美少女ゲームメーカーが出展する大会場を使用してのイベントはコミックマーケットの企業ブース、電気外祭り、character1の3種類だ。そしてその3イベントとも、変化のときを迎えている。コミックマーケットは東京五輪の影響から会場の仕様が変わり、電気外祭りは長年使用していた会場を今夏変更、そしてcharacter1は代表が今年から交代となった。その変化はイベントにどのような影響を与えていくのか。それぞれの担当者にお話を伺い、3週連続で掲載していく。二回目は「character1編」を掲載する。


 順調にステップアップしてきたcharacter1 代表理事も新たに、さらなる躍進を狙う

2014年から始まったキャラクターコンテンツ総合展示会・character1は今年で3回目を迎えた。1回目は2万人、そして今回は3.5万人(公式発表)と順調に来場者数を増やしており、美少女ゲームメーカー中心のイベントとしてはトップクラスの来場者数に。ゴールデンウィーク時期に開催されるイベントとして定着した感はある。
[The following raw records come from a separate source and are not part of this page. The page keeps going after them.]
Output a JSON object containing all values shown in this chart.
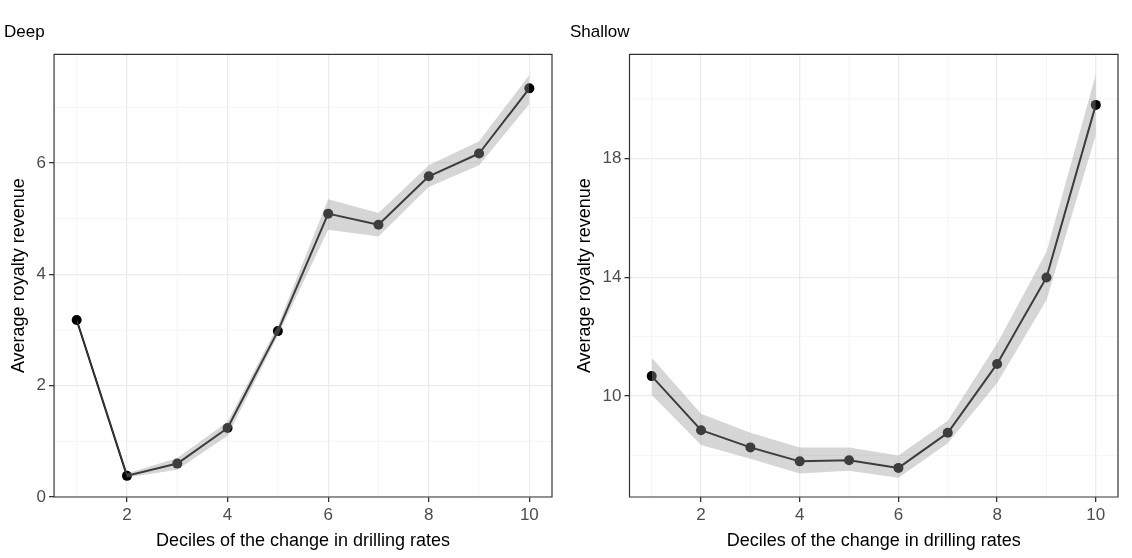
{
  "chart_data": [
    {
      "type": "line",
      "title": "Deep",
      "xlabel": "Deciles of the change in drilling rates",
      "ylabel": "Average royalty revenue",
      "x": [
        1,
        2,
        3,
        4,
        5,
        6,
        7,
        8,
        9,
        10
      ],
      "xlim": [
        0.55,
        10.45
      ],
      "xticks": [
        2,
        4,
        6,
        8,
        10
      ],
      "ylim": [
        0,
        7.95
      ],
      "yticks": [
        0,
        2,
        4,
        6
      ],
      "grid": true,
      "legend": false,
      "marker": "circle",
      "line_style": "solid",
      "series": [
        {
          "color": "#000000",
          "values": [
            3.18,
            0.38,
            0.6,
            1.24,
            2.98,
            5.09,
            4.89,
            5.76,
            6.17,
            7.34
          ],
          "lower": [
            3.15,
            0.35,
            0.49,
            1.1,
            2.9,
            4.8,
            4.68,
            5.57,
            5.96,
            7.06
          ],
          "upper": [
            3.21,
            0.42,
            0.7,
            1.35,
            3.08,
            5.35,
            5.1,
            5.96,
            6.39,
            7.58
          ]
        }
      ]
    },
    {
      "type": "line",
      "title": "Shallow",
      "xlabel": "Deciles of the change in drilling rates",
      "ylabel": "Average royalty revenue",
      "x": [
        1,
        2,
        3,
        4,
        5,
        6,
        7,
        8,
        9,
        10
      ],
      "xlim": [
        0.55,
        10.45
      ],
      "xticks": [
        2,
        4,
        6,
        8,
        10
      ],
      "ylim": [
        6.6,
        21.5
      ],
      "yticks": [
        10,
        14,
        18
      ],
      "grid": true,
      "legend": false,
      "marker": "circle",
      "line_style": "solid",
      "series": [
        {
          "color": "#000000",
          "values": [
            10.67,
            8.85,
            8.27,
            7.8,
            7.84,
            7.58,
            8.76,
            11.08,
            13.99,
            19.8
          ],
          "lower": [
            10.03,
            8.35,
            7.89,
            7.39,
            7.48,
            7.25,
            8.41,
            10.44,
            13.22,
            18.79
          ],
          "upper": [
            11.29,
            9.4,
            8.76,
            8.27,
            8.27,
            8.0,
            9.17,
            11.77,
            14.85,
            20.82
          ]
        }
      ]
    }
  ]
}
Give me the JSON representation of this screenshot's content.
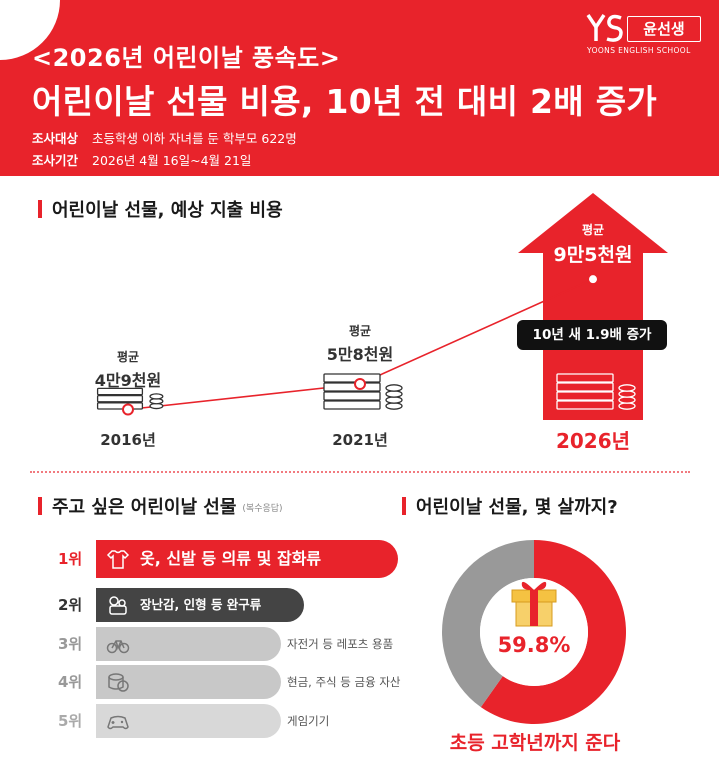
{
  "header": {
    "subtitle": "<2026년 어린이날 풍속도>",
    "title": "어린이날 선물 비용, 10년 전 대비 2배 증가",
    "survey_target_label": "조사대상",
    "survey_target": "초등학생 이하 자녀를 둔 학부모 622명",
    "survey_period_label": "조사기간",
    "survey_period": "2026년 4월 16일~4월 21일",
    "logo_name": "윤선생",
    "logo_school": "YOONS ENGLISH SCHOOL"
  },
  "colors": {
    "accent": "#e8232b",
    "dark": "#111111",
    "gray": "#999999"
  },
  "spending_section": {
    "title": "어린이날 선물, 예상 지출 비용",
    "avg_word": "평균",
    "callout": "10년 새 1.9배 증가"
  },
  "ranking_section": {
    "title": "주고 싶은 어린이날 선물",
    "note": "(복수응답)",
    "items": [
      {
        "rank": "1위",
        "label": "옷, 신발 등 의류 및 잡화류",
        "icon": "clothes-icon"
      },
      {
        "rank": "2위",
        "label": "장난감, 인형 등 완구류",
        "icon": "toy-icon"
      },
      {
        "rank": "3위",
        "label": "자전거 등 레포츠 용품",
        "icon": "bicycle-icon"
      },
      {
        "rank": "4위",
        "label": "현금, 주식 등 금융 자산",
        "icon": "money-icon"
      },
      {
        "rank": "5위",
        "label": "게임기기",
        "icon": "gamepad-icon"
      }
    ]
  },
  "age_section": {
    "title": "어린이날 선물, 몇 살까지?",
    "caption": "초등 고학년까지 준다"
  },
  "chart_data": [
    {
      "type": "line",
      "categories": [
        "2016년",
        "2021년",
        "2026년"
      ],
      "values": [
        49000,
        58000,
        95000
      ],
      "value_labels": [
        "4만9천원",
        "5만8천원",
        "9만5천원"
      ],
      "ylim": [
        40000,
        100000
      ],
      "grid": false,
      "legend": "none"
    },
    {
      "type": "pie",
      "values": [
        59.8,
        40.2
      ],
      "value_label": "59.8%",
      "colors": [
        "#e8232b",
        "#999999"
      ]
    }
  ]
}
初代・代表理事として舵取りを行ったのがビジュアルアーツの馬場代表取締役。その後を引き継ぎ、今年から代表理事に就任したのがフロントウイングの山川代表取締役だ。
「元々、代表理事は定期的に交代していこう、という方針だったんですね。馬場さんと私の中間くらいの年齢の方にお任せするのが順当かなと思っていたのですが、私が就任することになりました。業務としては参加を呼びかける会社の選定や予算の話になります。このような仕事は初めてですけど、代表理事とは別に事務方を回す事務局長がいますので特に問題はありません。私自身、以前のイベントで行われていた年齢制限はマイナスだと感じていましたので、馬場さんの掲げる"年齢制限無し"、そして"入場無料"という方針は間違っていないと思っていました。この方針は当然、引き継ぎます」
『一般向けの無料イベント』がcharacter1の特徴であり、また今回のイベントで注目を集めていたブースが「グランブルーファンタジー(Cygames)」「sprite / fairys」、そして女性向けの「Blue Lupinus」と幅広いジャンルにまたがっているのも、その方針が反映された面もあるだろう。
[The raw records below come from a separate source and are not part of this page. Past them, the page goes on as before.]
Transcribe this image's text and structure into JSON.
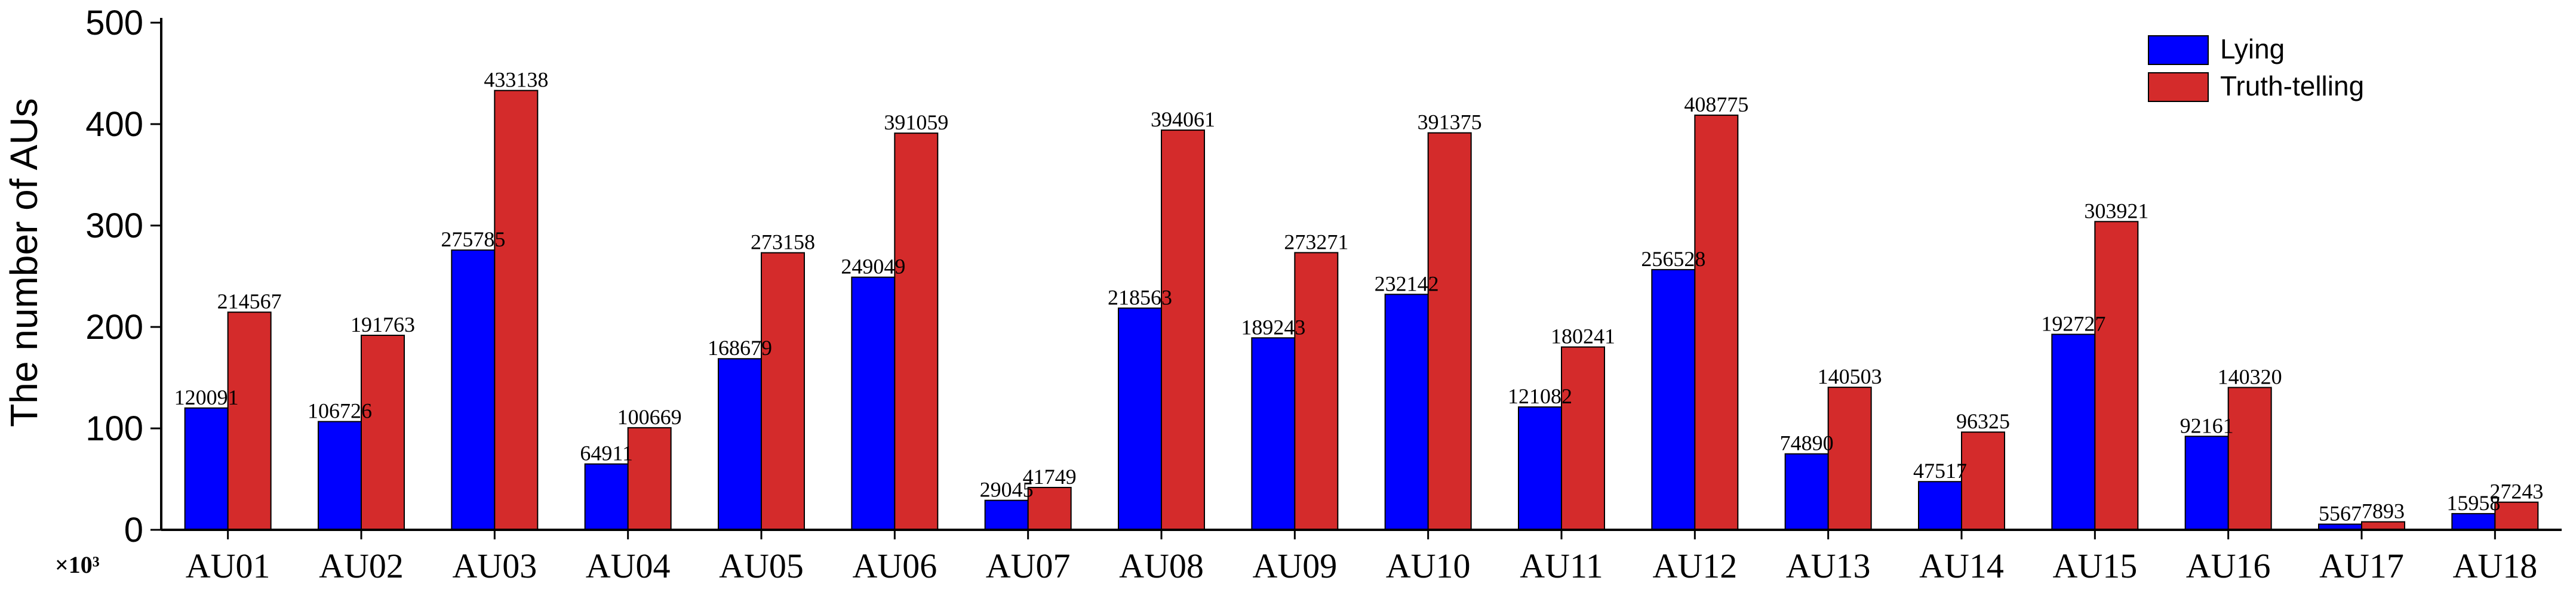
{
  "chart_data": {
    "type": "bar",
    "ylabel": "The number of AUs",
    "xlabel": "",
    "y_multiplier_label": "×10³",
    "ylim": [
      0,
      500
    ],
    "yticks": [
      0,
      100,
      200,
      300,
      400,
      500
    ],
    "legend_position": "top-right",
    "grid": false,
    "categories": [
      "AU01",
      "AU02",
      "AU03",
      "AU04",
      "AU05",
      "AU06",
      "AU07",
      "AU08",
      "AU09",
      "AU10",
      "AU11",
      "AU12",
      "AU13",
      "AU14",
      "AU15",
      "AU16",
      "AU17",
      "AU18"
    ],
    "series": [
      {
        "name": "Lying",
        "color": "#0000ff",
        "values": [
          120091,
          106726,
          275785,
          64911,
          168679,
          249049,
          29045,
          218563,
          189243,
          232142,
          121082,
          256528,
          74890,
          47517,
          192727,
          92161,
          5567,
          15958
        ],
        "labels": [
          "120091",
          "106726",
          "275785",
          "64911",
          "168679",
          "249049",
          "29045",
          "218563",
          "189243",
          "232142",
          "121082",
          "256528",
          "74890",
          "47517",
          "192727",
          "92161",
          "5567",
          "15958"
        ]
      },
      {
        "name": "Truth-telling",
        "color": "#d42b2b",
        "values": [
          214567,
          191763,
          433138,
          100669,
          273158,
          391059,
          41749,
          394061,
          273271,
          391375,
          180241,
          408775,
          140503,
          96325,
          303921,
          140320,
          7893,
          27243
        ],
        "labels": [
          "214567",
          "191763",
          "433138",
          "100669",
          "273158",
          "391059",
          "41749",
          "394061",
          "273271",
          "391375",
          "180241",
          "408775",
          "140503",
          "96325",
          "303921",
          "140320",
          "7893",
          "27243"
        ]
      }
    ]
  }
}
もう一つの特徴は同人誌即売会・COMIC★1と併設して開催されること。男性向同人誌が多いイベントで、つまり美少女ゲームユーザーとも近い客層であり、シナジー効果は1回目のときから期待されていたようだが、実際の客層は若干異なるようだ。
「毎回アンケートを集計していまして、そのデータをまとめると両方に参加する割合は約60~70%弱。1/3くらいがcharacter1のみなのは予想以上に多いと感じています。さらに今年は60%を割りそうな数字になっている。Cygamesさんやブシロードさんが出展して、新しい参加者が増えたのではないかと考えています」

なお、年齢比率は30歳未満が60%前後(3回目は集計方法が異なるため概算値)と毎回ほぼ似た数字、女性は先ほど述べたブランドの存在もあり増加傾向にある。

 

 次回は2017年4月30日、東7・8ホールで開催

順調に成長してきたcharacter1だが、山川氏は今後、さらなる拡張を目指している。
「まずは出展数を増やす。現状では採算ラインぎりぎりなんですよね。特にソーシャルゲーム系を増やしていきたい。美少女キャラクターが目立つ作品の会社でも、まだイベント慣れしていないところがまだまだあって、発掘できると思うんですよ。あとすぐには無理ですけど、二日開催できるようになりたいんです。一般企業にとってイベントでブースを組むには二日ある方がありがたいし、二日やればだいたい違う人がやってきます。土日どちらかしか休めない人も多いですから」

規模を大きくすることで、参加メーカーの幅を広げていく。
「これまで参加いただけなかった会社もあって、そのためには何が必要なのかも考えています。また二日開催にすると、物販よりも宣伝を目的とした、例えば海外の会社も出展しやすくなる。海外のメーカー等にも声をかけたいですね。また、character1のコンセプト等の文言も、海外も意識した内容に少しずつ変えていきたいところです」

なお、今年からcharacter1は任意団体から、新たに設立されたキャラワングローバルマネジメント株式会社に運営を移行。理事を務める会社から出資金を集めて共同運営していく形となった。この形をまとめた馬場氏が初代代表取締役を務め、こちらも現在、山川氏への移行が進んでいる。

次回は2017年4月30日、今年新たに建設された東7・8ホールで開催と発表された。スペースは拡張し、さらに大きくなったイベントが期待される。